The intersection of technology and leadership

Death by a thousand differences

One of the most common smells I see on projects is the desire to do things slightly differently for no good reason. Triggered by many different reasons such as new people joining a project, or when new functionality is being added, or when bugs need to be fixed. Each individual difference isn’t a problem on its own, rather it’s their accumulative effect that has a significant negative impact on projects that force developers to continually context switch when trying to match their mental model against the code or to navigate their way around a new area in the system. I find the death by a thousand differences is especially a significant problem on iterative projects where change happens rapidly such as the project Frankie describes.

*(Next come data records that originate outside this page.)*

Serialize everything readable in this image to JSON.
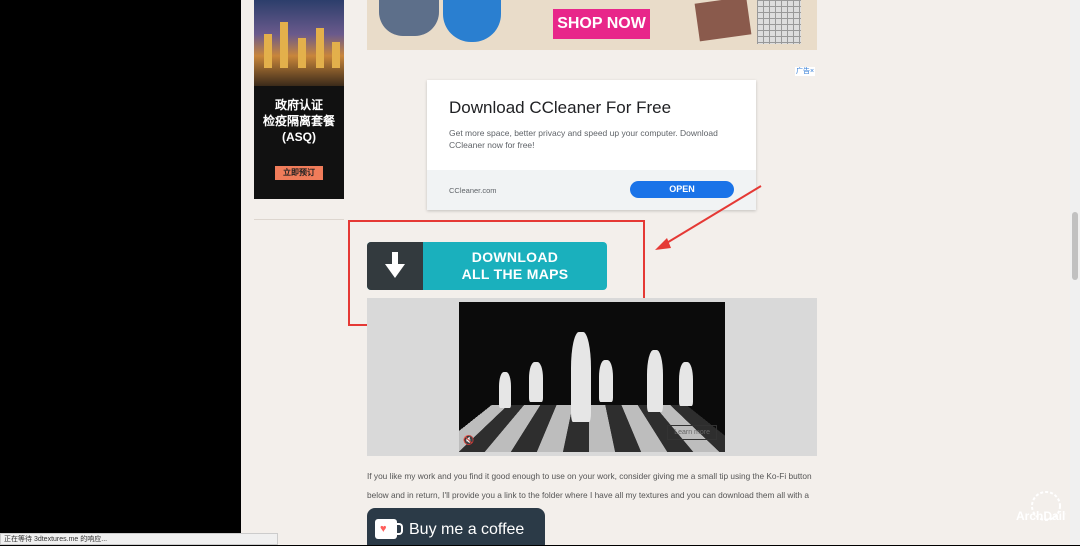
{
  "side_ad": {
    "line1": "政府认证",
    "line2": "检疫隔离套餐",
    "line3": "(ASQ)",
    "button": "立即预订"
  },
  "top_ad": {
    "shop_now": "SHOP NOW"
  },
  "ad_badge": "广告",
  "ad_close": "×",
  "ccleaner_ad": {
    "title": "Download CCleaner For Free",
    "description": "Get more space, better privacy and speed up your computer. Download CCleaner now for free!",
    "url": "CCleaner.com",
    "open": "OPEN"
  },
  "download": {
    "line1": "DOWNLOAD",
    "line2": "ALL THE MAPS"
  },
  "video_ad": {
    "learn_more": "Learn more",
    "mute_icon": "🔇"
  },
  "paragraph": "If you like my work and you find it good enough to use on your work, consider giving me a small tip using the Ko-Fi button below and in return, I'll provide you a link to the folder where I have all my textures and you can download them all with a single click.",
  "coffee": {
    "label": "Buy me a coffee",
    "icon": "♥"
  },
  "status_bar": "正在等待 3dtextures.me 的响应...",
  "watermark": "ArchDaily",
  "colors": {
    "accent": "#1ab0bd",
    "annotation": "#e53935",
    "cta": "#1a73e8"
  }
}
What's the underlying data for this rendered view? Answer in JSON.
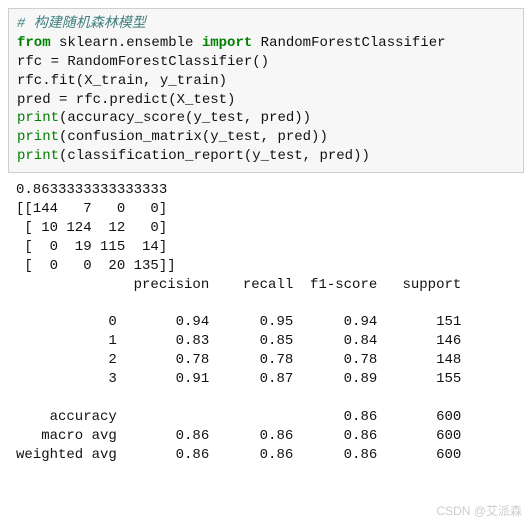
{
  "code": {
    "comment": "# 构建随机森林模型",
    "kw_from": "from",
    "mod": " sklearn.ensemble ",
    "kw_import": "import",
    "cls": " RandomForestClassifier",
    "line3": "rfc = RandomForestClassifier()",
    "line4": "rfc.fit(X_train, y_train)",
    "line5": "pred = rfc.predict(X_test)",
    "print": "print",
    "p1a": "(accuracy_score(y_test, pred))",
    "p2a": "(confusion_matrix(y_test, pred))",
    "p3a": "(classification_report(y_test, pred))"
  },
  "output": {
    "accuracy": "0.8633333333333333",
    "cm1": "[[144   7   0   0]",
    "cm2": " [ 10 124  12   0]",
    "cm3": " [  0  19 115  14]",
    "cm4": " [  0   0  20 135]]",
    "hdr": "              precision    recall  f1-score   support",
    "blank": "",
    "r0": "           0       0.94      0.95      0.94       151",
    "r1": "           1       0.83      0.85      0.84       146",
    "r2": "           2       0.78      0.78      0.78       148",
    "r3": "           3       0.91      0.87      0.89       155",
    "acc_row": "    accuracy                           0.86       600",
    "macro": "   macro avg       0.86      0.86      0.86       600",
    "weighted": "weighted avg       0.86      0.86      0.86       600"
  },
  "chart_data": {
    "type": "table",
    "title": "classification_report",
    "accuracy_score": 0.8633333333333333,
    "confusion_matrix": [
      [
        144,
        7,
        0,
        0
      ],
      [
        10,
        124,
        12,
        0
      ],
      [
        0,
        19,
        115,
        14
      ],
      [
        0,
        0,
        20,
        135
      ]
    ],
    "columns": [
      "precision",
      "recall",
      "f1-score",
      "support"
    ],
    "rows": [
      {
        "label": "0",
        "precision": 0.94,
        "recall": 0.95,
        "f1-score": 0.94,
        "support": 151
      },
      {
        "label": "1",
        "precision": 0.83,
        "recall": 0.85,
        "f1-score": 0.84,
        "support": 146
      },
      {
        "label": "2",
        "precision": 0.78,
        "recall": 0.78,
        "f1-score": 0.78,
        "support": 148
      },
      {
        "label": "3",
        "precision": 0.91,
        "recall": 0.87,
        "f1-score": 0.89,
        "support": 155
      },
      {
        "label": "accuracy",
        "precision": null,
        "recall": null,
        "f1-score": 0.86,
        "support": 600
      },
      {
        "label": "macro avg",
        "precision": 0.86,
        "recall": 0.86,
        "f1-score": 0.86,
        "support": 600
      },
      {
        "label": "weighted avg",
        "precision": 0.86,
        "recall": 0.86,
        "f1-score": 0.86,
        "support": 600
      }
    ]
  },
  "watermark": "CSDN @艾派森"
}
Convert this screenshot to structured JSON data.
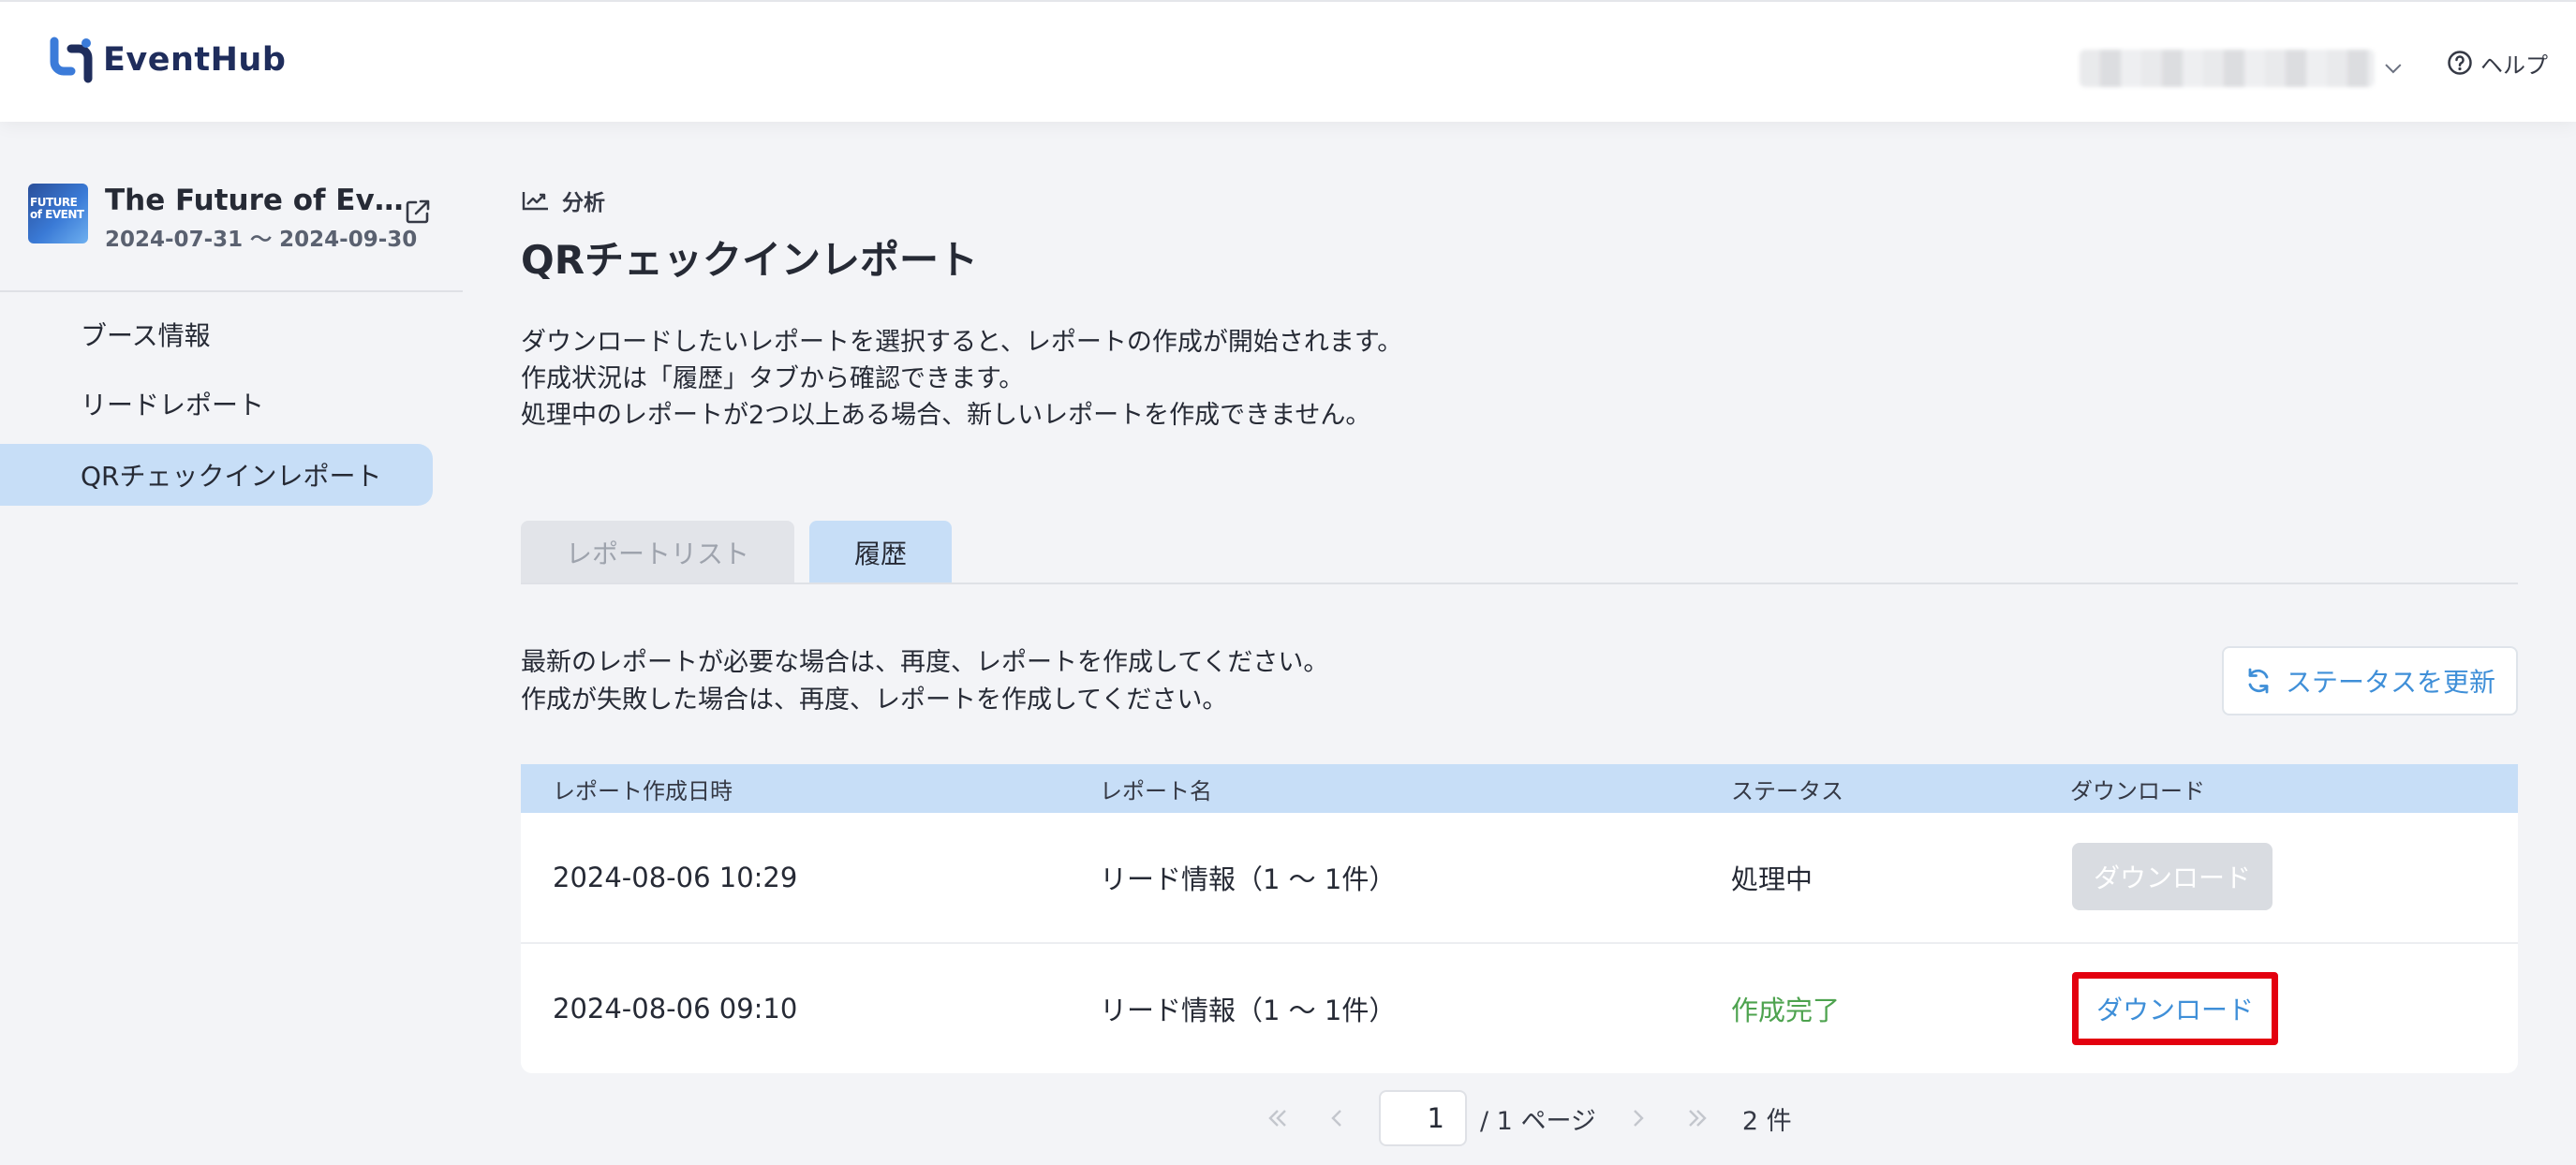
{
  "app": {
    "name": "EventHub"
  },
  "header": {
    "account_label": "",
    "help_label": "ヘルプ"
  },
  "event": {
    "thumbnail_text": "FUTURE of EVENT",
    "title": "The Future of Events",
    "dates": "2024-07-31 〜 2024-09-30"
  },
  "sidebar": {
    "items": [
      {
        "label": "ブース情報",
        "active": false
      },
      {
        "label": "リードレポート",
        "active": false
      },
      {
        "label": "QRチェックインレポート",
        "active": true
      }
    ]
  },
  "breadcrumb": {
    "label": "分析"
  },
  "page": {
    "title": "QRチェックインレポート",
    "description": [
      "ダウンロードしたいレポートを選択すると、レポートの作成が開始されます。",
      "作成状況は「履歴」タブから確認できます。",
      "処理中のレポートが2つ以上ある場合、新しいレポートを作成できません。"
    ]
  },
  "tabs": [
    {
      "label": "レポートリスト",
      "active": false
    },
    {
      "label": "履歴",
      "active": true
    }
  ],
  "history": {
    "notes": [
      "最新のレポートが必要な場合は、再度、レポートを作成してください。",
      "作成が失敗した場合は、再度、レポートを作成してください。"
    ],
    "refresh_label": "ステータスを更新"
  },
  "table": {
    "columns": [
      "レポート作成日時",
      "レポート名",
      "ステータス",
      "ダウンロード"
    ],
    "rows": [
      {
        "created": "2024-08-06 10:29",
        "name": "リード情報（1 〜 1件）",
        "status": "処理中",
        "download": "ダウンロード",
        "download_enabled": false
      },
      {
        "created": "2024-08-06 09:10",
        "name": "リード情報（1 〜 1件）",
        "status": "作成完了",
        "download": "ダウンロード",
        "download_enabled": true
      }
    ]
  },
  "pagination": {
    "current_page": "1",
    "page_suffix": "/ 1 ページ",
    "total": "2 件"
  },
  "colors": {
    "accent": "#3f8fd8",
    "active_bg": "#c7def7",
    "success": "#4ea34f",
    "highlight": "#e3000f"
  }
}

Code isn’t the only thing that suffers from this condition as well with many unwarranted differences built into configuration and build and deployment scripts (ant, nant and msbuild).

What to do about it?
In many ways Rails had a very strong opinion that I agree with, following convention over configuration, with a core principle that every difference should exist for a good reason. Projects need code standards to help maintain consistency, and needs to be updated to reflect the current state of the system. New team members need to understand what the standard is, why it exists and the whole team needs to be vigilant against the additional context-switch each new difference adds.

Sometimes differences must exist, but always apply the 5 whys to question if the difference is really needed. Sometimes they exist as a means to an end (a transition to a better implementation pattern) yet projects must be wary that not too many differences exist at the same time without a good reason.

1 Comment

  1. Kris Kemper

    I actually find that allowing differences to happen is generally a good thing on a project. It allows developers freedom to try different approaches. This results in greater enjoyment of the work, but it also provides different approaches to be compared in order to see what really works in practice.

    I find that the differences can be reduced by refactoring. Once the team has a general consensus of what has gone well versus what does not work well, then the “bad” code can be refactoring using the accepted practices. The important thing is that refactoring has to be an constant activity on the team, and accepted as a necessary and valuable activity.